In this case, the array contains two or three elements:

"path"

The full path to this file, starting from the “root” that was given in the pathlist array.

"stat"

This element is itself an array, containing the same information as provided by the stat() function described earlier for its statdata argument. The element may not be present if the stat() system call for the file failed.

"error"

If some kind of error was encountered, the array will also contain an element named "error", which is a string describing the error.

The path is a directory

In this case, the array contains one element for each entry in the directory. If an entry is a file, that element is the same as for files, just described. If the entry is a directory, that element is (recursively) an array describing the subdirectory. If FTS_SEEDOT was provided in the flags, then there will also be an element named "..". This element will be an array containing the data as provided by stat().

In addition, there will be an element whose index is ".". This element is an array containing the same two or three elements as for a file: "path", "stat", and "error".

The fts() function returns zero if there were no errors.
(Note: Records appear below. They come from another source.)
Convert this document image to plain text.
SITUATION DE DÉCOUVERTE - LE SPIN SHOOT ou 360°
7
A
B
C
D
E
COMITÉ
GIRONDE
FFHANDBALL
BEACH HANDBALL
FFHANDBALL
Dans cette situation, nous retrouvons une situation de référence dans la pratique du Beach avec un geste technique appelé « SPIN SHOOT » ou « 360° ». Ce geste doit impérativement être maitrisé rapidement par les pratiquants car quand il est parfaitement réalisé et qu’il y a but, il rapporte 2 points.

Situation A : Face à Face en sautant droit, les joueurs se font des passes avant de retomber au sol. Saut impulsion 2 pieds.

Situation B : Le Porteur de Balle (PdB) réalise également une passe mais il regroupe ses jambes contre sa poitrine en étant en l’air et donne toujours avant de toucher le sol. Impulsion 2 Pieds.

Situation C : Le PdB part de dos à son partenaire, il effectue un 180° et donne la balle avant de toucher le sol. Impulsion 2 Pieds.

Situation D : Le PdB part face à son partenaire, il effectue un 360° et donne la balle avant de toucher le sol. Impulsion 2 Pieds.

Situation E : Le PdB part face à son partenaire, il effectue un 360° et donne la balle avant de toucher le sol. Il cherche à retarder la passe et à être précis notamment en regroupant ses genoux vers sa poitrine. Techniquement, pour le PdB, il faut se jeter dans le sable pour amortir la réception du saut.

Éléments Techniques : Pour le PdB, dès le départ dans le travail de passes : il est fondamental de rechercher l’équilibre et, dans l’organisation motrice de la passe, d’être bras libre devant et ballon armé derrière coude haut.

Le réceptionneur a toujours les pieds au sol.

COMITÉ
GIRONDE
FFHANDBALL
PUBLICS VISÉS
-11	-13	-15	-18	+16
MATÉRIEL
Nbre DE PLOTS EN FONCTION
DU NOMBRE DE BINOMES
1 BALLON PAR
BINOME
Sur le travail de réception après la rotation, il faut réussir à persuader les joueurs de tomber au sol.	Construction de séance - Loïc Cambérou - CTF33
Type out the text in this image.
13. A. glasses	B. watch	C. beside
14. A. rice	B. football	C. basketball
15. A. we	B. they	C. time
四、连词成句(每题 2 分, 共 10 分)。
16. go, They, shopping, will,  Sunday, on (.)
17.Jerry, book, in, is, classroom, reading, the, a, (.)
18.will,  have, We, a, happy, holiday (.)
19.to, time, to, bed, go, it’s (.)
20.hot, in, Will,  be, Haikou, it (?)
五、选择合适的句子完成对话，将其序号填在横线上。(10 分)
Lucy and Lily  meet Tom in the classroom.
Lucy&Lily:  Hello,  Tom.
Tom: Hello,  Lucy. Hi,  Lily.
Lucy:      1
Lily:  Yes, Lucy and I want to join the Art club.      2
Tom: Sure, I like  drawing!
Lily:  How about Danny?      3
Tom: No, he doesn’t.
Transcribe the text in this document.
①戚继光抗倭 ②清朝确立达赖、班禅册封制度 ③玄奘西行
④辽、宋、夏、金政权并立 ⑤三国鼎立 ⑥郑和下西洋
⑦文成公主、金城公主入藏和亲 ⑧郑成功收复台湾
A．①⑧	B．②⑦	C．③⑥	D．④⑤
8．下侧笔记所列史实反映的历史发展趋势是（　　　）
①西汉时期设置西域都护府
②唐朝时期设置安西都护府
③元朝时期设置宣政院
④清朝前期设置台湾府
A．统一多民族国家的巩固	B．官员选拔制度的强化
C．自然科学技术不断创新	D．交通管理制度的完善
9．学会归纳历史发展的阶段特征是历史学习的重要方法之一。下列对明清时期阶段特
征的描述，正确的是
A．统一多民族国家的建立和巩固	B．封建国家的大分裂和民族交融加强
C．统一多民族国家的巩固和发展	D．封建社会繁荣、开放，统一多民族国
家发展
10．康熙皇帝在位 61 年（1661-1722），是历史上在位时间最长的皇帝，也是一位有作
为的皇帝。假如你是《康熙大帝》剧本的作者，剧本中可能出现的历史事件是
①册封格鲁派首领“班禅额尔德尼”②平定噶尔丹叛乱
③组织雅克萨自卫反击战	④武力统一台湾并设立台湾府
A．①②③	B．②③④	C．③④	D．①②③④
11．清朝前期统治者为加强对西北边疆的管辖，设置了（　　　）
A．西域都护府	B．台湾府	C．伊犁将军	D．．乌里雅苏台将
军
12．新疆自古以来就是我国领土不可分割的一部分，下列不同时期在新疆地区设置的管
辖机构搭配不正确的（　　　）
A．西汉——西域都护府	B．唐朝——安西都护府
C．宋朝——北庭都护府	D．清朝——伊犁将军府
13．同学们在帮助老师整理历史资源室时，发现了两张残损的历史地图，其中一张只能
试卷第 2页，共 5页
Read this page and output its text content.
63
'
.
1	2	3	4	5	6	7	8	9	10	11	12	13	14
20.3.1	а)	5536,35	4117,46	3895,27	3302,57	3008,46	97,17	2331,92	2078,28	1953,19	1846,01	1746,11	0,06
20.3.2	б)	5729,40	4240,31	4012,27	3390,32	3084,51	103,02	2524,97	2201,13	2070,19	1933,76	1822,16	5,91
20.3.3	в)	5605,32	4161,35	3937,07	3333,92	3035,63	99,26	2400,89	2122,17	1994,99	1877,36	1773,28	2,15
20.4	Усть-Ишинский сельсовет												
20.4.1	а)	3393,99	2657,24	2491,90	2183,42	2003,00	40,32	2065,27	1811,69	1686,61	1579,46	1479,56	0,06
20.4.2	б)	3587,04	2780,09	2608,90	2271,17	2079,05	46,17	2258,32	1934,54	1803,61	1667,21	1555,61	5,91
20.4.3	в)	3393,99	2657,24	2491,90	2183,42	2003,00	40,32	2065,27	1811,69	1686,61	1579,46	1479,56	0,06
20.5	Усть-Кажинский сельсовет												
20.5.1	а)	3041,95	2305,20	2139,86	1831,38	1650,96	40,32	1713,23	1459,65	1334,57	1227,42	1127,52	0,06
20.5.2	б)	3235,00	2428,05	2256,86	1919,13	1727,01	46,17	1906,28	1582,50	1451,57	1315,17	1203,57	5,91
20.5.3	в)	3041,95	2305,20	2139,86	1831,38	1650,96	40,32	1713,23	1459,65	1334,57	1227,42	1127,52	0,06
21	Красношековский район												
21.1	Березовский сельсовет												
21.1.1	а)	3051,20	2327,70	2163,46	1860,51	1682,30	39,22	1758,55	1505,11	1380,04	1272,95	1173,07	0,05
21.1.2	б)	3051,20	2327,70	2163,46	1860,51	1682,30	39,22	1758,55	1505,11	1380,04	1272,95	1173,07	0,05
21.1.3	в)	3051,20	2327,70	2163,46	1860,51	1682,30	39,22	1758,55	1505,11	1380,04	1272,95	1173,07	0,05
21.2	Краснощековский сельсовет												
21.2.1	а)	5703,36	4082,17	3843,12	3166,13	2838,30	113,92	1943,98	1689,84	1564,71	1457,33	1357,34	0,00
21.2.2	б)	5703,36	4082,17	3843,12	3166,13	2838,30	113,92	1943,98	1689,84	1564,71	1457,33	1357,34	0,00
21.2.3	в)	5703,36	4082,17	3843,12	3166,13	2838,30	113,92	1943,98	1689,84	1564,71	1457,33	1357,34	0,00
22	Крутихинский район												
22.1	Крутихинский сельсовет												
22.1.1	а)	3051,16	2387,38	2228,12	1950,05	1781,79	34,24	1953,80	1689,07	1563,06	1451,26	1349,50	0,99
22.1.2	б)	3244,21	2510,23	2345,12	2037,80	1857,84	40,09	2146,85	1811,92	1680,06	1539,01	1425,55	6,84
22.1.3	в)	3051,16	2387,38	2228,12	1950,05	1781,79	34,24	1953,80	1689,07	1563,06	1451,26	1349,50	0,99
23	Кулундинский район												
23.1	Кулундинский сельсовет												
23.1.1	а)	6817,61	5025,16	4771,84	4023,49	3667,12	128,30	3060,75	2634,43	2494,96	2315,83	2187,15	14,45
Otherwise, it returns -1.

NOTE: The fts() extension does not exactly mimic the interface of the C library fts() routines, choosing instead to provide an interface that is based on associative arrays, which is more comfortable to use from an awk program. This includes the lack of a comparison function, because gawk already provides powerful array sorting facilities. Although an fts_read()-like interface could have been provided, this felt less natural than simply creating a multidimensional array to represent the file hierarchy and its information.

See test/fts.awk in the gawk distribution for an example use of the fts() extension function.